We report on affordances and challenges arising during the preparation and administration of a joint research instrument in a multinational project involving data collection in six European education systems. Linguistic and cultural-systemic translation adds new levels of challenge to the operationalisation of a complex construct like ‘diversity’.
The first phase of the ADiBE project involved gathering information on how CLIL classrooms in six different European countries (Austria, Finland, Germany, Italy, Spain, United Kingdom) are set up to address the diversity of the students in them, the ultimate aim of the project being to enable transfer of good practice across education systems.

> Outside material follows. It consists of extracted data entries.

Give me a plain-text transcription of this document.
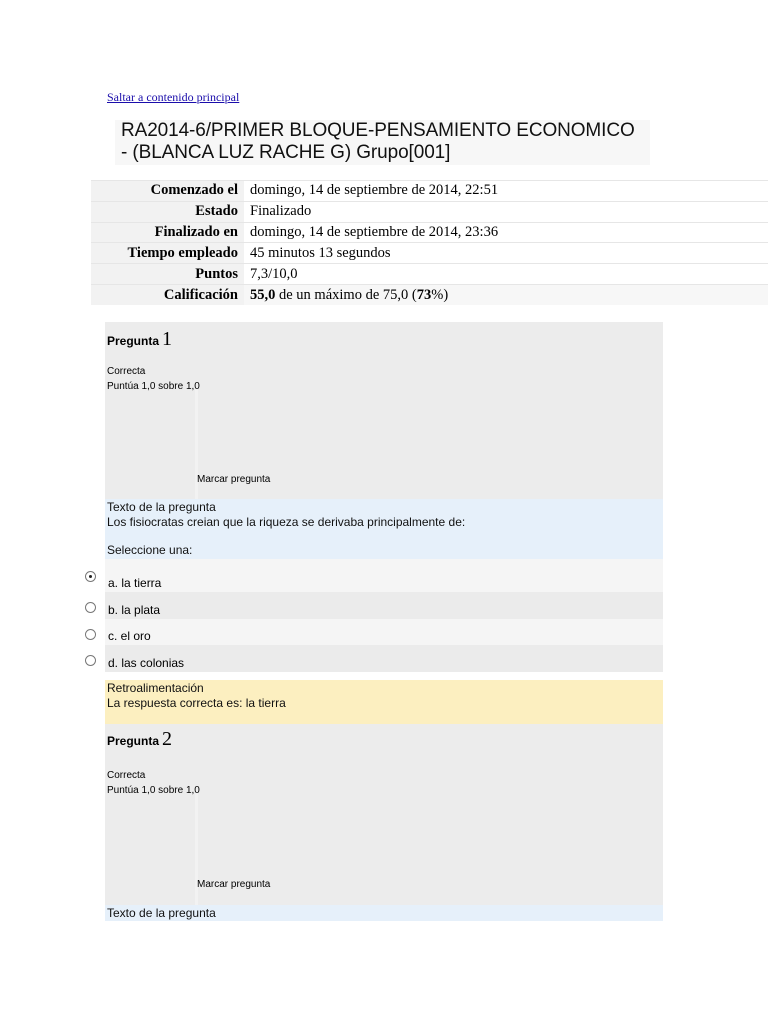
Saltar a contenido principal
RA2014-6/PRIMER BLOQUE-PENSAMIENTO ECONOMICO
- (BLANCA LUZ RACHE G) Grupo[001]
Comenzado el	domingo, 14 de septiembre de 2014, 22:51
Estado	Finalizado
Finalizado en	domingo, 14 de septiembre de 2014, 23:36
Tiempo empleado	45 minutos 13 segundos
Puntos	7,3/10,0
Calificación	55,0 de un máximo de 75,0 (73%)
Pregunta 1
Correcta
Puntúa 1,0 sobre 1,0
Marcar pregunta
Texto de la pregunta
Los fisiocratas creian que la riqueza se derivaba principalmente de:
Seleccione una:
a. la tierra
b. la plata
c. el oro
d. las colonias
Retroalimentación
La respuesta correcta es: la tierra
Pregunta 2
Correcta
Puntúa 1,0 sobre 1,0
Marcar pregunta
Texto de la pregunta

In this contribution we reflect on the affordances and challenges which arose in the preparation of joint research instruments for different national education systems.

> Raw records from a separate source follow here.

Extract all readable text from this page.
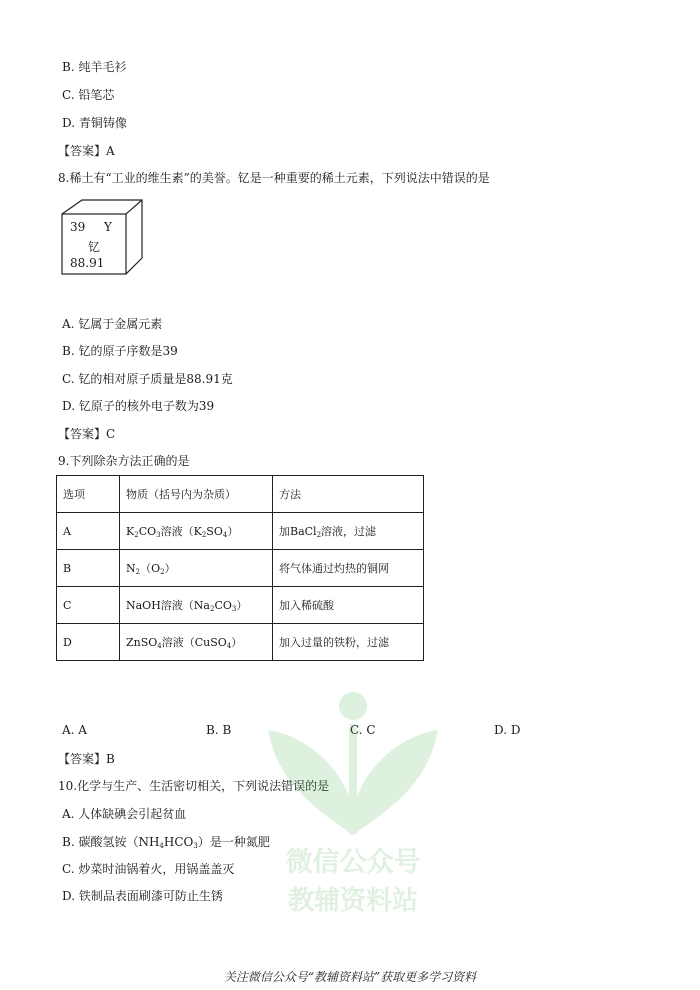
B. 纯羊毛衫
C. 铅笔芯
D. 青铜铸像
【答案】A
8.稀土有“工业的维生素”的美誉。钇是一种重要的稀土元素，下列说法中错误的是
39 Y
钇
88.91
A. 钇属于金属元素
B. 钇的原子序数是39
C. 钇的相对原子质量是88.91克
D. 钇原子的核外电子数为39
【答案】C
9.下列除杂方法正确的是
选项	物质（括号内为杂质）	方法
A	$K_2CO_3$溶液$(K_2SO_4)$	加BaCl$_2$溶液，过滤
B	$N_2(O_2)$	将气体通过灼热的铜网
C	NaOH溶液$(Na_2CO_3)$	加入稀硫酸
D	ZnSO$_4$溶液（CuSO$_4$）	加入过量的铁粉，过滤
A. A	B. B	C. C	D. D
【答案】B
10.化学与生产、生活密切相关，下列说法错误的是
A. 人体缺碘会引起贫血
B. 碳酸氢铵$(NH_4HCO_3)$是一种氮肥
C. 炒菜时油锅着火，用锅盖盖灭
D. 铁制品表面刷漆可防止生锈
微信公众号
教辅资料站
关注微信公众号“教辅资料站”获取更多学习资料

The staple challenges of operationalising as complex a construct as "diversity", which might be perceived predominantly to be a matter of choices on an abstract, theoretical level as long as one is operating within one language and one education system, take on a protean nature once we enter the world of translation.
There is, of course, English as a lingua franca for project-internal communication, explanation and debate. Matters start to get really interesting, though, once the ideas embedded in a concrete research instrument (e.g. a questionnaire) need to be transformed for use with speakers of other languages and different stakeholder groups. Worse still, these are not only speakers of other languages but they are also embedded in different national educational cultures and current discourses of the moment. In the interest of clarity in a short presentation, we will mainly focus on matters arising in the work of two national project teams who share the same language (Austria, Germany), but also touch upon general challenges during the translation process.